July-August 2007





by Monika White

Bob Webb's album, Full Circle: The Solo Banjo Sessions means a lot to those of us who have been waiting many years for a recording of just Bob and the banjo. In the late 1970s, Webb abandoned old time banjo tunes for maritime music and Los Angeles for British Columbia and later Maine where he still resides. So, to have him back with this amazing album of old time banjo tunes is truly welcome since he is one of the finest clawhammer players in the country. The more you listen to his playing, the more you will appreciate his talent and mastery of the instrument.

Bob Web photo by Helen Richmond Webb

In the album notes Webb states that this is a "live" recording with no "studio magic." Instead says Webb, "the music is what you might hear when I play the banjo at home after supper". Any fan of old time banjo playing and old time tunes will definitely want to bring this album home. It's an incredibly diverse collection of 21 tunes utilizing seven tunings and six different banjos. Two tunes include a soft, tasteful guitar accompaniment Vocals and instrumentals range from songs sung in a low, lazy style to the lively, entertaining, toe-tapping music many of us sing and play at jams and festivals.

Non-musicians will enjoy Webb's music because it invokes front porch, back woods, down home, barn dance feelings characteristic of its roots. For the musician-especially old-time banjo players-his ability to combine strong melody lines, wonderful drop thumb fills, and the gentle tic, tic of the beat into a multi-layered sound will both intimidate and inspire.

The album features an interesting array of songs and tunes. Three tunes written by Webb are included. Meggie (a friend's cat) and Sleepy Margaret (a lullaby for Webb's daughter) are nice, but the most interesting is Fast-moving Cloud because of its timing and drive. It sticks with you and pops into your head throughout the day-a sure sign of a good tune. He doesn't totally get away from his other musical love, sea shanties. Listen to When Johnny Comes Down to Hilo, The Unfortunate Tailor and Lady Carlisle, and you'll hear the storytelling, so common to the genre. By the way, it's worth listening to the words on Lady Carlisle because the story is very engaging. However, for me vintage Bob Webb can best be heard on pieces like Nine Hundred Miles, Sally in the Garden, Charleston, Policeman and Last Chance.

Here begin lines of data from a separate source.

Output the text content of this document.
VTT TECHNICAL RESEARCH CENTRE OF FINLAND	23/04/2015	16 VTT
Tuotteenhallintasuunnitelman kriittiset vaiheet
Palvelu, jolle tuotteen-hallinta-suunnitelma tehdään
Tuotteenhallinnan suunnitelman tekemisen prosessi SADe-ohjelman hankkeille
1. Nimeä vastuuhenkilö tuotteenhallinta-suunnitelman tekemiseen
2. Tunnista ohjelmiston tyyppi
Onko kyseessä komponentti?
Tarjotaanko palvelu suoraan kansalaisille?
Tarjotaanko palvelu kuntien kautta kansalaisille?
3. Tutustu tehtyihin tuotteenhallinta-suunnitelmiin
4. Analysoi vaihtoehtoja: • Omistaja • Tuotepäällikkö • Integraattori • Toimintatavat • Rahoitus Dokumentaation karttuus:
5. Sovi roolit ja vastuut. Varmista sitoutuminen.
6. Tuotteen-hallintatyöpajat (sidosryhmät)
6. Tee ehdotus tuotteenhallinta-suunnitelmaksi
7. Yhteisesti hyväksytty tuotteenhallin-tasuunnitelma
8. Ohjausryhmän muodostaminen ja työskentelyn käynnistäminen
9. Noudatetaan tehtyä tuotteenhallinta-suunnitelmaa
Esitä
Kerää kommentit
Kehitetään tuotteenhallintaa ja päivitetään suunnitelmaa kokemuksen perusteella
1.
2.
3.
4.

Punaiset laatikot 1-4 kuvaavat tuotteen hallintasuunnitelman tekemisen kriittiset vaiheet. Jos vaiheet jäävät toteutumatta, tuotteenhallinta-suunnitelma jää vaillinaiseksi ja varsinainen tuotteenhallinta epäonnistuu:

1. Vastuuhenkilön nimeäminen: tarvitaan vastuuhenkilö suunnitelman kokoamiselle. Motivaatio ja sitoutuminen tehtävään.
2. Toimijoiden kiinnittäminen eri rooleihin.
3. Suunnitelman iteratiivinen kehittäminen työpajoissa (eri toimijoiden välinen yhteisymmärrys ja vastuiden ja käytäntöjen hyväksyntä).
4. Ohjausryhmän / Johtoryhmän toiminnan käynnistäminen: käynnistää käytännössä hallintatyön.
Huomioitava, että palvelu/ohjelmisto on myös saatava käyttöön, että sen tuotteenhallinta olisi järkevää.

You'll have to go to his website to get the tunings used on the album but as Webb explains, the tunings are simply the relative intervals between notes and not necessarily on pitch. You are in for some surprises on the keys and won't be able to play along without some creative use of your capo. The website also contains historical facts about banjos and tunings and interesting background information on Bob. It's also where you can order Full Circle: The Solo Banjo Sessions.

Was it worth the wait? Yes and, hopefully, we won't have to wait another 30 years for volume two.

Monika White, a sometimes banjo player, is proud to say she was Bob Webb's student 30 years ago and happy to say that they are still friends.